In 1975 the Alaska legislature asked itself: Was it morally acceptable or ethical for the generation whose presence in Alaska coincided with the oil boom to get all the benefits, leaving the following generations to deal with the decline and fall? No said the majority who thought the Alaskans of the future should have a nest egg and be allowed to share in a temporary windfall from the finite oil resource.
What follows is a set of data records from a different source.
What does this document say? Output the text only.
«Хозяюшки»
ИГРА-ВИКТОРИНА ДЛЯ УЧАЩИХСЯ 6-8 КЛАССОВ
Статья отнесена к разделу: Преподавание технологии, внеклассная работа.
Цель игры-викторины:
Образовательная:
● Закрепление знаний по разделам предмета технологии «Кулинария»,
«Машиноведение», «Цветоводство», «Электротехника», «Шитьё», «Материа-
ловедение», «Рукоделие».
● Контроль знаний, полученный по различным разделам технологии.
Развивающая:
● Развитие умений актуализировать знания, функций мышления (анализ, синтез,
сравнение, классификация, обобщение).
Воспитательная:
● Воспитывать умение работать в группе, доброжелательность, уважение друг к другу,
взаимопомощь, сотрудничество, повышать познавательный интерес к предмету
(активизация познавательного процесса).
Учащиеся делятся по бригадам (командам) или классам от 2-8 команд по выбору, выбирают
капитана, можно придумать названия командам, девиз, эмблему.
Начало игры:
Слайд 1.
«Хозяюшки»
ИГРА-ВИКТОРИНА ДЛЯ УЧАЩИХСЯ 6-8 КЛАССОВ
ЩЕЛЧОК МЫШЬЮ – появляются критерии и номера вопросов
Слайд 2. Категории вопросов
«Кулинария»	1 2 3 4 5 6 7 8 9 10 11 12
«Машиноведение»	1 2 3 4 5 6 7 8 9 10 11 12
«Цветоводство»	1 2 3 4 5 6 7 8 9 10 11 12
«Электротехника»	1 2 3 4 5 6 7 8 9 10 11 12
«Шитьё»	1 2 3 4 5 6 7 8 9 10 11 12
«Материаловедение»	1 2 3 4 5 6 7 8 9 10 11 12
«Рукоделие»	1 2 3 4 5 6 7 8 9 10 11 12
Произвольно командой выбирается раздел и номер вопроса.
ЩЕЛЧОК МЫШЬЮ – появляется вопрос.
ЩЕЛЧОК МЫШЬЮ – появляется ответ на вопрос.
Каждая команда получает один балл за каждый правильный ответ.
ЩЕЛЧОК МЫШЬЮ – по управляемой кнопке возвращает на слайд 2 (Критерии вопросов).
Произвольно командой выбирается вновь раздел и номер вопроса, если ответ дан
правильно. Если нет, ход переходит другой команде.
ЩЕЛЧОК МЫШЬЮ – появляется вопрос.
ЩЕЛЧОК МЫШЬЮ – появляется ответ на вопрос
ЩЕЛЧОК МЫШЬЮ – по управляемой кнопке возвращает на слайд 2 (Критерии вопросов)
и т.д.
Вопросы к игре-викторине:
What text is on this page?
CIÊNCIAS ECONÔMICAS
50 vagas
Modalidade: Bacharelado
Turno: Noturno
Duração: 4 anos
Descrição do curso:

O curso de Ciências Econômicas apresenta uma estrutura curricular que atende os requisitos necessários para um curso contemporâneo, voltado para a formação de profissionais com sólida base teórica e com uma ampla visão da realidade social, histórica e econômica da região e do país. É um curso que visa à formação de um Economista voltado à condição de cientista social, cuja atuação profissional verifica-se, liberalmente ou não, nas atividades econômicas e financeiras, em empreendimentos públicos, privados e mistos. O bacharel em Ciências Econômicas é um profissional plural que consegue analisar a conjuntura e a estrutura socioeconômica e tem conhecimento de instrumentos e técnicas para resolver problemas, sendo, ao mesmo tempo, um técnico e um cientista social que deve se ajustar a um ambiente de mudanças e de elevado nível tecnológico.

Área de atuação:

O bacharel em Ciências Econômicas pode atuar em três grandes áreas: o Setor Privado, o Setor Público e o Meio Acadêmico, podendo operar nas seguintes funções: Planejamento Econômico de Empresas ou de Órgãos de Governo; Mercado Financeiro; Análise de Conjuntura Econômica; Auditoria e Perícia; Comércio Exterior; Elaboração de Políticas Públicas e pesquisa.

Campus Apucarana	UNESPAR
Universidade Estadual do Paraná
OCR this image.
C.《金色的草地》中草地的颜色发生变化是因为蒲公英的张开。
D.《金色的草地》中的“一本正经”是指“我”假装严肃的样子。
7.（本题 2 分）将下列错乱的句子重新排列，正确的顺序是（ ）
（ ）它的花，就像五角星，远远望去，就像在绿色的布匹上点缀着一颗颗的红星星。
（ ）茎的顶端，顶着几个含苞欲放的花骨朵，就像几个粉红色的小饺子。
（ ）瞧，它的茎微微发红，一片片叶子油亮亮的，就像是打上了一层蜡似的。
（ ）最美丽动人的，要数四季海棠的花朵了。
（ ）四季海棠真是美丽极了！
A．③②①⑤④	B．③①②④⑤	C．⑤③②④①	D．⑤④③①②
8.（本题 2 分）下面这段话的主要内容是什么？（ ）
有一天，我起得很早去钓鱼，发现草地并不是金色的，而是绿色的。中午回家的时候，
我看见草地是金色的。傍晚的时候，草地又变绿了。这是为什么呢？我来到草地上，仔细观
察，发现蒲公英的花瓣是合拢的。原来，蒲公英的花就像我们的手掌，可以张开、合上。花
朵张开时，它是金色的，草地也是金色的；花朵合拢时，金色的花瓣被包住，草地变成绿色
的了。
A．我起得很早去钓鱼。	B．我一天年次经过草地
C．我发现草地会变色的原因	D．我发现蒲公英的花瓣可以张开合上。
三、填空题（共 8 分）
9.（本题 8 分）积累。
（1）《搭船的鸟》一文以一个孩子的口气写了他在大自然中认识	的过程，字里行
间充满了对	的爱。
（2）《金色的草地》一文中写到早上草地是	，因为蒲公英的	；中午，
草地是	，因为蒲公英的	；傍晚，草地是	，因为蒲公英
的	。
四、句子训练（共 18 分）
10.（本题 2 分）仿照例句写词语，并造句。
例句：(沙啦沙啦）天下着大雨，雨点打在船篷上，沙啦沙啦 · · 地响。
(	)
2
Alaska set up the Alaska Permanent Fund Corporation (AHF). In 1987, the APF was worth US$11 billion, and by 1997 it was US$24 billion, exceeding total state oil and gas revenues. As of March 2013 it was US$45.5 billion (here). The lesson is that managed professionally, a national asset can grow into the future beyond the finite resource. You can read the whole case study by Steve Cowper, a former Alaska Governor (no, not that one), in a book edited by the World Bank's Jennifer Johnson Calari here. In neighboring Alberta in Canada the Alberta Heritage Fund had been set up a year earlier (here).
Iran's Citizen Income Scheme (here), along the lines of the APF, is the largest in the world providing cash transfers to all its citizens, universally from its oil revenues. Per capita $500 is transferred to over 75.3 million citizens costing about $45 billion a year (here) and will amount to 15 percent of national income, while Alaska's average is 3-4 percent (here).
If ever there was ever a notion of a perfect nationalization then this would be it, to give to the people in a country what belongs to the Nation, its wealth earnings while making sure that the earnings keep growing for future generations. This is redistribution and growth of wealth. Other examples of such funds: The Future Generations Funds in Kuwait (here and here); Norway (here), the Diamond Empowerment Fund in Botswana (here)and Wyoming's Permanent Wyoming Mineral Trust Fund (here). A list if countries and their sovereign wealth funds is here.